Expected Value Calculator
Expected Value (EV) is the mathematical foundation of profitable sports betting. A +EV bet is one where the odds you're receiving are better than the true probability of the outcome — over enough repetitions, these bets make money. A -EV bet is a tax on overconfidence. Use this calculator to instantly evaluate any wager before you place it.
What Does EV Tell You?
EV converts your probability estimate and the bookmaker's odds into a single number: the average amount you'll win or lose per unit wagered if you placed this bet many times under identical conditions.
EV Formula:
EV = (Your Probability × Profit on Win) − (Loss Probability × Stake)
In its most practical form:
EV = (P × (Odds − 1) × Stake) − ((1 − P) × Stake)
A positive EV (+) means the bet is profitable over time. A negative EV (−) means the bookmaker's margin is working against you. The size of the EV (as a % of stake) tells you how strong the edge is — a +5% EV is significantly more attractive than a +0.5% EV.
The Calculator
Worked Examples
Example 1: Premier League — Liverpool to Win
You analyse Liverpool vs. Everton and estimate Liverpool have a 60% chance of winning. The bookmaker offers odds of 2.00 (implied probability 50%). You plan to stake €100.
- Your probability: 60%
- Implied probability: 50%
- EV = (0.60 × (2.00 − 1) × 100) − (0.40 × 100) = (0.60 × 1.00 × 100) − 40 = 60 − 40 = +€20
- EV as % of stake: +20%
- Verdict: Strong +EV bet. This is worth taking.

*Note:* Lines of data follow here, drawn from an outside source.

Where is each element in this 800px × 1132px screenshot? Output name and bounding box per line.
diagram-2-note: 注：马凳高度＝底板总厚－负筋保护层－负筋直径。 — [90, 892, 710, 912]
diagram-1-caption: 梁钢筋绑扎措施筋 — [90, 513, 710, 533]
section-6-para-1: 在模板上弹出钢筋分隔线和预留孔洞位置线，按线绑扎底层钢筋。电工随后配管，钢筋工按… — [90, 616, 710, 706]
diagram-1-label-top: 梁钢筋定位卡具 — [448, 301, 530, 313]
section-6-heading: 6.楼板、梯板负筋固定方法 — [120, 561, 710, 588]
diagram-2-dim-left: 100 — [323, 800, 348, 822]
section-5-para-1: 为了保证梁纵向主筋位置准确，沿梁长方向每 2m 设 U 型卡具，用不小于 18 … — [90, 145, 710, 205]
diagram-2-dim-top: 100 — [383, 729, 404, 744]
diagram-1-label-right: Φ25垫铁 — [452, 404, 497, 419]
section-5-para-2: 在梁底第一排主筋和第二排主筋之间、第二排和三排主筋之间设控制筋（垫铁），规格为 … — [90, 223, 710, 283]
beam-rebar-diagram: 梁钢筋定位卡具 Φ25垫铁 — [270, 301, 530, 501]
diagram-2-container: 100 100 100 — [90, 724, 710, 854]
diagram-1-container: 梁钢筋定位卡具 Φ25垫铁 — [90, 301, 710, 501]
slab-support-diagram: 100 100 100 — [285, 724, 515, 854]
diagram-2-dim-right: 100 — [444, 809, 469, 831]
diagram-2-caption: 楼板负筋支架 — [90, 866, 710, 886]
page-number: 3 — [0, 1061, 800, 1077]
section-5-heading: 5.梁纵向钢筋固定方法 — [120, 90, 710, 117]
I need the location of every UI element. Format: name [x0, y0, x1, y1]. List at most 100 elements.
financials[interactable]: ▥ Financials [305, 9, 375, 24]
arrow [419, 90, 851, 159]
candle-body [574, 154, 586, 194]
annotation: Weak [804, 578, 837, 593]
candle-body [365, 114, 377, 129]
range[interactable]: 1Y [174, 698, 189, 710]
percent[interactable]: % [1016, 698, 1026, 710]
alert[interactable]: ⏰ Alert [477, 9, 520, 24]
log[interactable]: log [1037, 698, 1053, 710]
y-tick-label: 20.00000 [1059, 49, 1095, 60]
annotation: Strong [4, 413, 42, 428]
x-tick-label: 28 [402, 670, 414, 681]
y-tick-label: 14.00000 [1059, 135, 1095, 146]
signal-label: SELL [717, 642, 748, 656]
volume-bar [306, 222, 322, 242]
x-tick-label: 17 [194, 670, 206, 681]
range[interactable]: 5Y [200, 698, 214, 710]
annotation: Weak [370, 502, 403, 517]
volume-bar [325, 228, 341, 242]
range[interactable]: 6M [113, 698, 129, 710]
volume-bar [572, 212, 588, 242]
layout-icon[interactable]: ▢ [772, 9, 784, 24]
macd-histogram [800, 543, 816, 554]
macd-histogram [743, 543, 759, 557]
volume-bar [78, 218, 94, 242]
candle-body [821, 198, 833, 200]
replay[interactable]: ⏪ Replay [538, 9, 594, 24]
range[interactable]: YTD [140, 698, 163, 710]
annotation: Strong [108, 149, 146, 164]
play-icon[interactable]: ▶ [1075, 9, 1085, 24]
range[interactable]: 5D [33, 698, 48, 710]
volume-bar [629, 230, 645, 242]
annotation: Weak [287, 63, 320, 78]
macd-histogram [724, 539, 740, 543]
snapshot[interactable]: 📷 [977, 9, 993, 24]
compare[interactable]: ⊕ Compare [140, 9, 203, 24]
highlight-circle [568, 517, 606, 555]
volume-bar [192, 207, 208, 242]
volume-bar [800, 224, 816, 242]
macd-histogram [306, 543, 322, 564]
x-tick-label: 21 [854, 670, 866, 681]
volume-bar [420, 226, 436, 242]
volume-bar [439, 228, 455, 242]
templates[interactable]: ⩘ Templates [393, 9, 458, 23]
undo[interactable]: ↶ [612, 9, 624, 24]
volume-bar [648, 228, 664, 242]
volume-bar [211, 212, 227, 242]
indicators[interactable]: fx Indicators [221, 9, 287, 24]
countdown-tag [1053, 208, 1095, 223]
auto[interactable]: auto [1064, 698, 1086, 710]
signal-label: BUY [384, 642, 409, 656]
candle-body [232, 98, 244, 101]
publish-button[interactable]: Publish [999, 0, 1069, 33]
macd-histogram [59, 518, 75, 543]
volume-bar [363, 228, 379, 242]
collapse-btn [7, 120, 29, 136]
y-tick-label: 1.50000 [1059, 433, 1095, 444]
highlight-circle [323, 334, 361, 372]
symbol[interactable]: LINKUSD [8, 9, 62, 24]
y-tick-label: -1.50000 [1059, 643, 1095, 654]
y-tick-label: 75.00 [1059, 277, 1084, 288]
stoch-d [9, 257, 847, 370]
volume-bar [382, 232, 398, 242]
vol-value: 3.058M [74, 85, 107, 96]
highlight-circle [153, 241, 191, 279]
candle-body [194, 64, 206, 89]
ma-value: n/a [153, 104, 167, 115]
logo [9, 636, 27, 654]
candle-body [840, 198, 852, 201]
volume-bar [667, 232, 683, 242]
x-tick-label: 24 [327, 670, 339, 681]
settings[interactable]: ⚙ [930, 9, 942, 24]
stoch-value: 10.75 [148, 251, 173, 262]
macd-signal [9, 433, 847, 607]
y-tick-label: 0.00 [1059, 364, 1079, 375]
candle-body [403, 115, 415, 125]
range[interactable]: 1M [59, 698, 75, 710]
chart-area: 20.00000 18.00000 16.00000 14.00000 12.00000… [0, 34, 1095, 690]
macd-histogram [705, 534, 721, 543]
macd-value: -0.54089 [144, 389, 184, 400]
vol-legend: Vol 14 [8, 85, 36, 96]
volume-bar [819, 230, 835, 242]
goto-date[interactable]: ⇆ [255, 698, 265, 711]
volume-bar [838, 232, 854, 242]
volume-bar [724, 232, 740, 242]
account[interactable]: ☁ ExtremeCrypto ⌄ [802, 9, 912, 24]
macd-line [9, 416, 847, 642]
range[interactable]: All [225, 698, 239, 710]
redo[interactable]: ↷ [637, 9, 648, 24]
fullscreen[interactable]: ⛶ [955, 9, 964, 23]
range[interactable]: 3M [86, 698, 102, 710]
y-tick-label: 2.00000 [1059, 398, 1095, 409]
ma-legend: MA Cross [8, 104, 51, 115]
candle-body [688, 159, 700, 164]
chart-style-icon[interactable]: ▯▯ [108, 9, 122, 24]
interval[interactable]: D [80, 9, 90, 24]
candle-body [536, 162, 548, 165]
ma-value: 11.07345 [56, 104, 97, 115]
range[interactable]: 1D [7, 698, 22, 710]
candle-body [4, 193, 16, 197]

Example 2: NBA — Lakers vs. Warriors Spread
You estimate the Lakers have a 52% chance of covering -5.5. Sportsbook offers odds of 1.91 (implied probability 52.4%). Stake: €100.
- Your probability: 52%
- Implied probability: 52.4%
- EV = (0.52 × (1.91 − 1) × 100) − (0.48 × 100) = (0.52 × 0.91 × 100) − 48 = 47.32 − 48 = −€0.68
- EV as % of stake: −0.68%
- Verdict: Small -EV. The odds aren't in your favour. Pass or find a better line.
Example 3: Tennis — Underdog with Big Odds
You're betting on a tennis player at odds of 5.50. You estimate they have a 25% chance of winning (based on head-to-head data, surface records, and recent form). Stake: €50.
- Your probability: 25%
- Implied probability: 18.2%
- EV = (0.25 × (5.50 − 1) × 50) − (0.75 × 50) = (0.25 × 4.50 × 50) − 37.50 = 56.25 − 37.50 = +€18.75
- EV as % of stake: +37.5%
- Verdict: Significant +EV. Despite lower win probability, the generous odds make this a profitable bet if your 25% estimate is accurate.
How to Estimate Your Own Probability
The EV calculator is only as good as your probability estimate. If your estimate is wrong, the EV output is meaningless. Developing accurate probability estimates is the core skill of sports betting. Here's how sharp bettors approach it:
- Statistical models: The most rigorous approach uses historical data, matchup stats, and predictive algorithms to generate probability estimates. Even simple models (e.g., Poisson distribution for soccer goals) outperform gut feeling significantly.
- Form analysis: Recent performance, home/away splits, injury status, head-to-head records. This is the minimum baseline for any bet.
- Gut + calibration: Intuition informed by experience. The key is calibration — track how often outcomes you estimated at X% actually occurred. If you said 60% thirty times, did they happen roughly 18 times? Calibration corrects overconfidence.
- Line shopping as a signal: If one sportsbook offers significantly better odds than another, that line movement may reflect information you're missing. Compare across books before dismissing a price.
Limitations of EV
EV is a powerful tool, but it has important limitations:
- EV doesn't predict single results. A +20% EV bet can still lose. EV only describes the expected average over many repetitions. Never use a single EV calculation to justify recklessly large stakes. Once you've identified a +EV bet, use Kelly Criterion staking to determine the optimal amount to wager — sizing bets proportionally to your edge rather than betting on instinct.
- Probability estimates drive everything. Bad inputs = bad outputs. If your probability assessment is systematically biased, your EV calculations will be systematically wrong.
- Correlated bets can distort results. If you bet both the over and the over/under in the same game, the outcomes aren't independent — your EV calculations assume they are.
- Market efficiency matters. In highly liquid markets (Premier League, NFL, NBA), bookmaker odds are very efficient. Finding +EV requires genuine information advantage, not just different assumptions. In less-efficient markets (lower leagues, niche props), EV opportunities are more common.
Use the EV calculator consistently as part of a disciplined, systematic approach. Track every bet, compare your pre-bet probability estimates to actual results over time, and let the data reveal whether your process has a genuine edge.